There has been a looming crisis in the property sector in China with contagion effects due to Evergrande, one of the largest Chinese property management services companies, defaulting on its debt related obligations, with the company missing due payments to bondholders. The regulators in China seem to be focusing more on containing the impact of the default from spreading out into the wider economy.

One such attempt was seen in an engineered sale of one of its divisions to another Chinese property company which generated nearly $5 billion of cash for the beleaguered group. China has significant resources and belief continues to be that a smooth landing with limited impact on the broader economy will be successfully managed. The crisis has been long in the making with extensive coverage and availability of time to adjust to the possibility of significant losses. This has kind of taken out the shock value to the system without which a contagion effect is unlikely.

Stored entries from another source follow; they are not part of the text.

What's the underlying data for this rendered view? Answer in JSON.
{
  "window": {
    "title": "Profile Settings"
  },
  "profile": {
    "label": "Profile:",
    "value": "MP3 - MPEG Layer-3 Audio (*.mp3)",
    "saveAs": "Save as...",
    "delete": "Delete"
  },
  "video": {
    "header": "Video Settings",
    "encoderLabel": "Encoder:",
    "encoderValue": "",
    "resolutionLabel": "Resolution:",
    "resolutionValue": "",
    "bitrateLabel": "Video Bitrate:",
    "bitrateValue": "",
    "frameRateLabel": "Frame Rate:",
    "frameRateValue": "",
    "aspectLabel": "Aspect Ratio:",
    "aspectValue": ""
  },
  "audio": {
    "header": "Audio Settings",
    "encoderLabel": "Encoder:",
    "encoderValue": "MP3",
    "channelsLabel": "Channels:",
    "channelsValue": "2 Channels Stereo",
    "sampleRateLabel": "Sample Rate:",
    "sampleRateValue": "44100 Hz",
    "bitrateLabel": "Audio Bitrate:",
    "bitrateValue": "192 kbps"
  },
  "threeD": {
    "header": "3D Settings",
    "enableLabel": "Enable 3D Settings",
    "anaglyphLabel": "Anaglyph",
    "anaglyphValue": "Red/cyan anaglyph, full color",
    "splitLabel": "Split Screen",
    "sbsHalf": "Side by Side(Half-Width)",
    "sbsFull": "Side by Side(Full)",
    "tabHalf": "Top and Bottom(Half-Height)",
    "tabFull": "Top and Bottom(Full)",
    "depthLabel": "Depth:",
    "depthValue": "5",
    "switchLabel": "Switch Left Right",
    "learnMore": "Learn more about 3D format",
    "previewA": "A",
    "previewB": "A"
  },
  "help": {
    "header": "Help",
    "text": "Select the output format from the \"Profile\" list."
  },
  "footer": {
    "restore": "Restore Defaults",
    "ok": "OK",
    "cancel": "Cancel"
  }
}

Property and related sectors contribute nearly 25 per cent or more of China’s economy and a cascading impact across the broader economy is inevitable. Much more worrisome is an almost willful default by Fantasia Group, a small Chinese property developer which inspite of cash in its books has chosen not to make the payments due on its bonds. Needless to say, the bond markets have nosedive across-the-board expecting a similar disregard for contractual debt related obligations payments. It’s like a slow moving train wreck in the making. 

Atim Kabra is a keen observer of global social, political & economic trends and is based in Singapore. He is also the founding Director at Frontline Strategy Funds


BOX - Central banks explore digital currency

IMF managing director Kristalina Georgieva made a fascinating revelation that a whopping 110 countries are at ‘some stage’ of looking into Central Bank Digital Currencies (CBDCs). She went on to say that the crypto is too volatile to be money, but CBDCs would be more reliable. 

While El Salvador has adopted Bitcoin as a legal tender, a whole host of governments have been exploring digital currency with the backing of the central bank. Not only will such a currency have more legitimacy but will also enable better tracking of money flows in the system, bring transparency and result in better policy formulations. Of course, privacy concerns remain a big bottleneck for wider adoption of such currencies.

Laos has also officially thrown its hat in the ring and is actively exploring an ‘official’ cryptocurrency. Visits to Cambodia and many such small emerging markets demonstrate a wider acceptability of the US dollar as a currency of transaction existing alongside the official currencies of these countries. Wider adoption of digital currencies can result in their weaning off from hard currencies for these economies. China has been working on its digital currency, the E-Yuan, for quite some time for not only its domestic markets but also to facilitate cross-border transactions effectively challenging the hegemony of US dollars as the default currency for international trade settlements.